The paper introduces PACS, a framework that applies path-consistent, reachability-based safety filtering to diffusion policies for robotic manipulation.
It transforms high-level action chunks into kinematically feasible trajectories to ensure real-time constraint enforcement without deviating from learned distributions.
Empirical results show PACS achieves high task success and outperforms traditional control barrier functions in dynamic human-robot interaction tasks.

Path-Consistent Safety Filtering for Diffusion Policies: A Framework for Safe and Robust Deployment

Introduction

The integration of Diffusion Policies (DPs) into robotic manipulation tasks has brought measurable improvements in task performance, particularly when leveraging large-scale demonstration datasets. Despite these advances, DPs remain black-box models that cannot provide formal guarantees for safe behavior, making their deployment in human-centric and safety-critical environments risky. Reactive safety mechanisms—most notably, control barrier functions (CBFs) and other post-hoc safety filters—are commonly used to mitigate this risk. However, such interventions often drive the robotic agent into out-of-distribution (OOD) states, thereby degrading performance and undermining safety guarantees.

Figure 1: Deploying DPs in dynamic environments with moving objects requires safeguarding mechanisms, as the intended policy actions may be unsafe. Reactive strategies, such as control barrier functions, often drive the agent into OOD states not seen during training, leading to unpredictable behavior. PACS is proposed to keep safety interventions path-consistent, avoiding OOD states and enhancing task success rates.

To address these limitations, this work introduces the Path-Consistent Safety Filter (PACS), a reachability-based safety mechanism tailored for DPs that ensures safe operation by enforcing interventions directly along the robot’s intended trajectory, thus maintaining distributional consistency and high task success rates.

System Design and Methodology

Overview of PACS

PACS operates by transforming high-level action chunks, generated by DPs or vision-language-action models, into sequences of waypoints and constructing an intended, kinematically and dynamically feasible trajectory. The system then continuously applies reachability-based safety filtering at high frequency, ensuring that constraints—such as collision avoidance or bounded kinetic energy—are enforced in real time without deviating from the learned action manifold.

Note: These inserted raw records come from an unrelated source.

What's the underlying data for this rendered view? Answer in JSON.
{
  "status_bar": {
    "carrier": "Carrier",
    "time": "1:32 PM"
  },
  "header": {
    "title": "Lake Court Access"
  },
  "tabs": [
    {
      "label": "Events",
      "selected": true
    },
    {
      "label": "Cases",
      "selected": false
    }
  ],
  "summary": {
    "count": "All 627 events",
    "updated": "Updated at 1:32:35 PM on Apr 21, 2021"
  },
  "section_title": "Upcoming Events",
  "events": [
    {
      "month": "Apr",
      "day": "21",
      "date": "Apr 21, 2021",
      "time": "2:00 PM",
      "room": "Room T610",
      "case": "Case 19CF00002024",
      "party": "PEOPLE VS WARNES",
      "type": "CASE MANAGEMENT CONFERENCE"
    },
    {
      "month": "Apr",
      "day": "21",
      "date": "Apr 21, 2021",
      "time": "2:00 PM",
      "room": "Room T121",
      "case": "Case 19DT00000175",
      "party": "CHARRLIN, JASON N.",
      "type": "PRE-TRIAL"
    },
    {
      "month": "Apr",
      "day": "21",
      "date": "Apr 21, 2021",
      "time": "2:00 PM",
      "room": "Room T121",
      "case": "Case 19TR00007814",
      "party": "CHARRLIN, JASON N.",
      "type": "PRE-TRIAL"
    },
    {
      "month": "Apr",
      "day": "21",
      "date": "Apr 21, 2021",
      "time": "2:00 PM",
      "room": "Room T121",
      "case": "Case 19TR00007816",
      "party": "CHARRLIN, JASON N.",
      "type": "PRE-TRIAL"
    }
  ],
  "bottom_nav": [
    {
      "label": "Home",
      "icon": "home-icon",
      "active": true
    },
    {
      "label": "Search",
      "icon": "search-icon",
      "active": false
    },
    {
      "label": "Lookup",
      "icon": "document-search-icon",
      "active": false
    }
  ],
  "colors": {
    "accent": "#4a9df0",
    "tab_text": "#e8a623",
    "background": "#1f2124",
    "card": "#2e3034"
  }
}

Figure 2: System overview of PACS. The policy generates action chunks which are converted into waypoints and intended trajectory. PACS applies high-frequency, reachability-based safety filtering to uphold constraints (e.g., collision avoidance, impact force limits).

Key to PACS’s generality is its modular structure: the policy remains agnostic to the presence of the safety filter, while the safety filter operates independently of the policy’s internal mechanisms. Trajectory monitoring is performed using set-based reachability analysis, which robustly encapsulates uncertainties in environment perception and robot tracking accuracy.

Path-Consistency and Trajectory Generation

A defining feature of PACS lies in its path-consistency principle: safety interventions (slowing, stopping, braking) are executed strictly along the trajectory implied by the DP’s action sequence. This contrasts with traditional reactive controllers, like CBFs, which perturb the robot state laterally—potentially bringing the policy into OOD states where learned behavior is unreliable.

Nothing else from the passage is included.